The two leaders of North and South Korea visited Mount Baektu as a finale.

SEOUL, South Korea -- South Korean President Moon Jae-in Thursday reaffirmed North Korean leader Kim Jong Un’s determination to comply with complete, verifiable and irreversible denuclearization, after returning from a three-day summit with Kim in the North.

Although specifics were not included in a joint statement the two released Wednesday, Moon said Thursday he thought Kim would even demolish additional nuclear and missile facilities that already exist if the United States reciprocates in step-by-step stages.

What North Korea wants in return for dismantling the missile engine test site and launchpad in Tongchang-ri and shutting down the Yongbyon nuclear plant is a “political declaration” that war has ended, Moon said.

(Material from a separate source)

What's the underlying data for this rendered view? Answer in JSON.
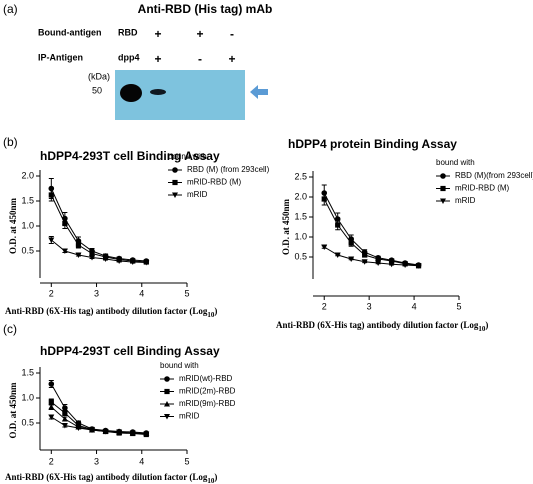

By that, “the U.S. would guarantee regime safety, end hostile policies, then establish a new relationship” between Pyongyang and Washington, Moon told reporters on arrival back to Seoul Thursday.

Moon will now gear up for his voyage to New York to attend the United Nations General Assembly next week.

Moon and his wife spent a lot of time with Kim and his wife during the trip to Mount Baektu, considered the most sacred and symbolic mountain of the Korean nation.

Moon had said repeatedly that it was his longtime dream to trek up Mount Baektu. The South's presidential office announced Wednesday that the two leaders' visiting Mount Paektu represents the "80 million Korean people combined."

Moon left early Wednesday morning from Paekhwawon guest house and was escorted by Kim Yong Nam, head of North Korea's parliament. Tens of thousands of Pyongyang citizens lined the streets, again dressed in colorful national costumes, waving flowers and peninsula flags and North Korean flags high in the air.

Moon Wednesday night gave an emotional speech in front of 150,000 North Korean citizens at Rungrado 1st of May Stadium. It was the first time a South Korean head of state ever addressed North Korean citizens directly.

"I propose to take the next big leap to completely resolve the 70 years of hostility and be together as one again," Moon said. "Chairman Kim and I will rebuild our nation, with 80 million people of the North and South holding hand in hand, standing strong."

The speech came after watching the welcoming Mass Games, which were modified from its original version for the South Korean delegation. The audience, in typical North Korean style, gave a standing ovation.

"President Moon almost cried giving the address in Pyeongyang," Herry J. Kanzianism, director of defense studies at the center for the national interest, said during a specialist discussion session at Seoul Press Center. "He seems sincere in trying to end problems in the Korean peninsula. We need to give him big credit for engaging in such difficult challenge."